- 32°57′06″N 130°34′36″E﻿ / ﻿32.95167°N 130.57667°E
- Type: Kofun
- Periods: Kofun period
- Location: Tamana, Kumamoto, Japan
- Region: Kyushu

Site notes
- Public access: Yes (no facilities)

= Eianji Higashi Kofun - Eianji Nishi Kofun =

The Eianji Higashi Kofun・Eianji Nishi Kofun (永安寺東古墳・永安寺西古墳) are a pair Kofun period burial mounds, located in the Tamana neighborhood of the city of Tamana, Kumamoto. The tumuli were designated a National Historic Site of Japan in 1992.

==Overview==
The Eianji kofun are located at the foot of a hill overlooking the alluvial plain on the right bank of the Kikuchi River in northern Kumamoto Prefecture. The site takes is name from the ruins of a Buddhist temple called Eian-ji, which is located about 40 meters away. They are thought to have been built between the end of the 6th century and the first half of the 7th century.

The Eianji Higashi Kofun is a decorated kofun. Although most of the mound has been lost, it is believed to have been an enpun (円墳)-style circular tumulus with a horizontal-entry stone burial chamber with an opening to the southeast. Only a portion of the antechamber and burial chamber proper remain. The main burial chamber is 2.6 meters long, 2.4 meters wide, and 2.7 meters high and was made of huge monoliths of processed lava from Mount Aso with a stone roof. The walls have triangular engraved lines, suggesting that it was painted. The antechamber is currently 1.6 meters long, 2.3 meters wide and 1.6 meters high, and shallow vertical lines have been carved into two stones on either side of the back wall, with continuous triangular patterns carved into the left and right sides and painted red. Circular patterns and patterns that appear to be boats and horses are also painted on the left and right side walls.

The Eianji Nishi Kofun is also thought to be a small circular tumulus, and the stone chamber is 3.4 meters long, 2.8 meters wide and 3 meters high, constructed on three sides from a single megalithic stone, with the stone roof of the back wall and parts of the paving stones remaining. It is also orientated to the south. Three rows of circular patterns are carved into the back wall and both side walls, and red paint remains in some places.

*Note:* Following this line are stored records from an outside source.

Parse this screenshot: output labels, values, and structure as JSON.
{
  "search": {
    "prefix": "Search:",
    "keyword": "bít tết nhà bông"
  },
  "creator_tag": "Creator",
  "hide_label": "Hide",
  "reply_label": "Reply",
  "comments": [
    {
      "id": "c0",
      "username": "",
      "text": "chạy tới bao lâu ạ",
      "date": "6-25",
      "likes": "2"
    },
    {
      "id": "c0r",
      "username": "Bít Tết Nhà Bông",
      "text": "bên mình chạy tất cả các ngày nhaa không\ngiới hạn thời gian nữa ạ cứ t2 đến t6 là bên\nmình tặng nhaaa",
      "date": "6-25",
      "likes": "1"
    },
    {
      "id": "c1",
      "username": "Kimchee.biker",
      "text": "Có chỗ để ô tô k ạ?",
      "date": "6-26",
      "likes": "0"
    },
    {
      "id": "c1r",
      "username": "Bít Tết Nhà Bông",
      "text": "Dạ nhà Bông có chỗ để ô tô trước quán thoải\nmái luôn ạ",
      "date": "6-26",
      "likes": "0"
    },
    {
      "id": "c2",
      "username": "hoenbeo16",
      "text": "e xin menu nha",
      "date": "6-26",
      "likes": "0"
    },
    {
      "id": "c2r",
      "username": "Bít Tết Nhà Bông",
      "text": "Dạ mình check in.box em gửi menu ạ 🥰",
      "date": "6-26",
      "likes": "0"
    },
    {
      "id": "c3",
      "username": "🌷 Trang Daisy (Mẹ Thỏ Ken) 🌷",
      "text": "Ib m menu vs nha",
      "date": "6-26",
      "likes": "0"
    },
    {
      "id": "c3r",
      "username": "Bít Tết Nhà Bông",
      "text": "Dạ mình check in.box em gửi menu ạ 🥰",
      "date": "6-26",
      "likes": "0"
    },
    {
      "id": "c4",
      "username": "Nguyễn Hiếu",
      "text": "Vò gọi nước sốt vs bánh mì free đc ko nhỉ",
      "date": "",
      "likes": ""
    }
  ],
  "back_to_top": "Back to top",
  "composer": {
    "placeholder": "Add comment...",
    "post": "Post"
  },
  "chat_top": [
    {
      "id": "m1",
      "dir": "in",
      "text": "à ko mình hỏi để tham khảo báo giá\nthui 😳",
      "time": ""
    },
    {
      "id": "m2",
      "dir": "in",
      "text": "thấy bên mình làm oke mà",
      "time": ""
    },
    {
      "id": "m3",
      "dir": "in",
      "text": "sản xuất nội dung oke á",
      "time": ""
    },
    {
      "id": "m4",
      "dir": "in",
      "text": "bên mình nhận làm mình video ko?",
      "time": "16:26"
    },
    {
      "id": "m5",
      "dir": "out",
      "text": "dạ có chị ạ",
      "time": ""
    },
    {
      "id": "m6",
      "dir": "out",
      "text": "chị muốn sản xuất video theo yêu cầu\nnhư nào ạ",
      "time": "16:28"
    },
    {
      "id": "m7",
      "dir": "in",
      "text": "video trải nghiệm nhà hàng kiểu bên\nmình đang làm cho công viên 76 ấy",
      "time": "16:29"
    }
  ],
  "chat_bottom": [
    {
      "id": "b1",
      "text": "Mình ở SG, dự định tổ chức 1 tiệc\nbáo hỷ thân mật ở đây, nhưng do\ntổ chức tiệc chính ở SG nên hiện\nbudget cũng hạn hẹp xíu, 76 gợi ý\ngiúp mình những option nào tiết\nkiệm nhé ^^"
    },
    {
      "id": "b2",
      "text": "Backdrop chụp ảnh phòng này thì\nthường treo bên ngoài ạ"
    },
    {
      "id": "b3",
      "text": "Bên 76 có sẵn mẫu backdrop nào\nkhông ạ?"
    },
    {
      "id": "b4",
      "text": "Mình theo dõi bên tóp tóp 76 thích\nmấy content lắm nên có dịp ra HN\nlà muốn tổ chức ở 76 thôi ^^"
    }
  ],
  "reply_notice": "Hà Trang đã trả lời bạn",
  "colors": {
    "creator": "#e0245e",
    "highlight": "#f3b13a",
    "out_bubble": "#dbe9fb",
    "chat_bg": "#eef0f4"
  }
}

At Eianji Nishi Tomb, construction was carried out to cover the entire mound and stone chamber with a large dome-shaped roof for protection. At Eianji Higashi Tomb, the stone chamber has been partially restored and a protective structure made of reinforced concrete has been installed, and visitors can now tour the site. The site is about 1.4 kilometers northeast of Shin-Tamana Station on the Kyushu Shinkansen.